La GRC est également plus que prête à utiliser la force létale pour terroriser les manifestants, comme l'a révélé un récent exposé du journal britannique Guardian. (Voir: La Gendarmerie royale du Canada préconise l'utilisation de balles réelles contre des manifestants autochtones)

La promesse de Trudeau de faire respecter «l'État de droit» doit être considérée comme un avertissement sérieux par l'ensemble de la classe ouvrière. La semaine dernière encore, le premier ministre de droite de la Saskatchewan, Scott Moe, a évoqué la nécessité de défendre «l'État de droit» en ordonnant une violente agression policière contre les travailleurs de la raffinerie Federated Cooperatives Ltd. en lock-out, qui résistent à des demandes de concessions radicales.

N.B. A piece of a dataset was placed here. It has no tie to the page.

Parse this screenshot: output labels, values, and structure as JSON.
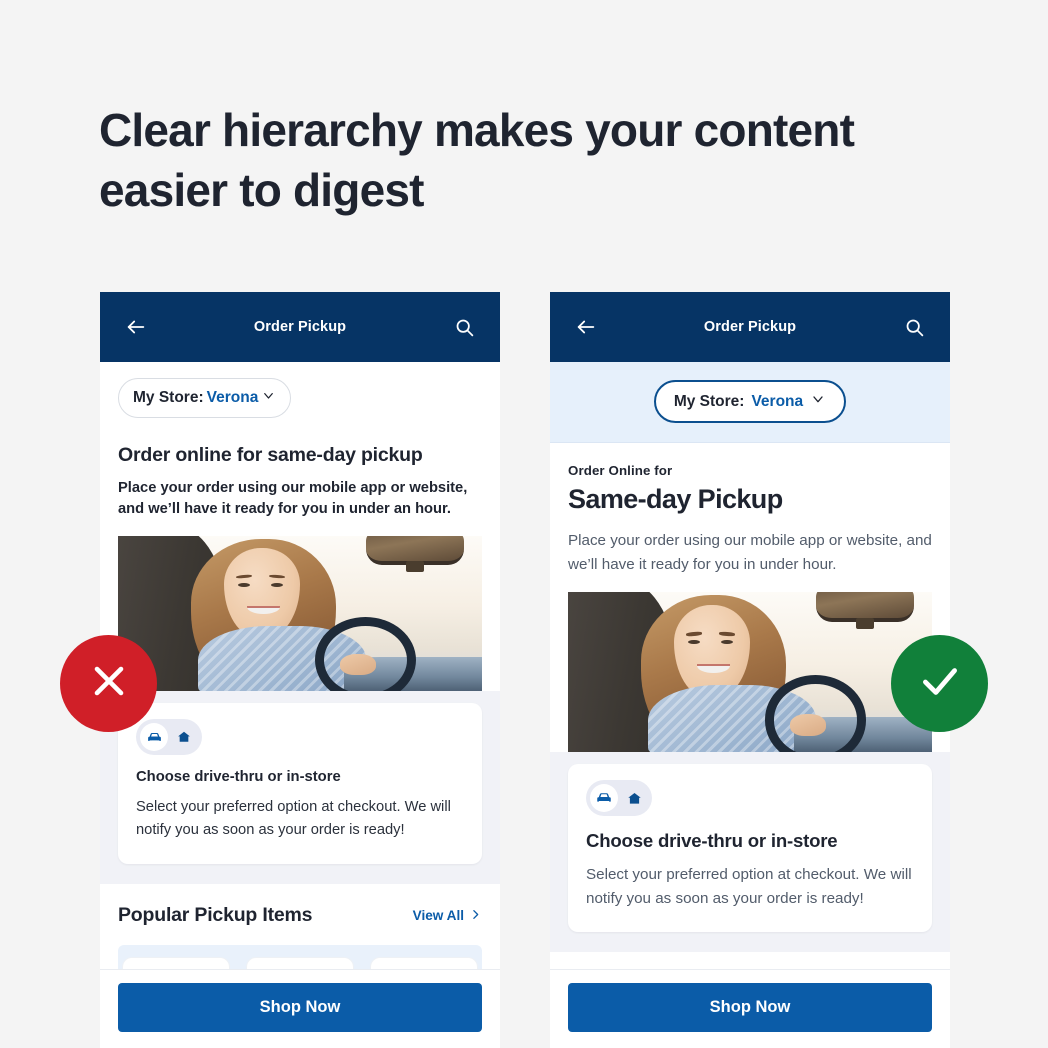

Le premier ministre de l'Ontario, Doug Ford, a menacé à plusieurs reprises de faire passer une loi visant à criminaliser les moyens de pression de près de 200.000 enseignants qui s'opposent à ses coupes sauvages dans l'éducation publique. La semaine dernière, un éditorial du National Post, un journal de droite, a exhorté le gouvernement provincial de l'Ontario à légiférer pour interdire de façon permanente les grèves d'enseignants.

Partout au Canada, les gouvernements de toutes tendances politiques interdisent systématiquement les grèves, y compris ces dernières années, des enseignants, des cheminots, des travailleurs de la construction du Québec et du personnel universitaire. Cela a permis de garantir qu'au Canada, l'«État de droit» équivaut essentiellement à une interdiction des grèves de la classe ouvrière. La répression violente des manifestations anti-pipeline en cours pour les mêmes raisons créerait un dangereux précédent pour l'utilisation de la violence étatique totale contre toute section de travailleurs luttant contre l'austérité et l'exploitation capitalistes.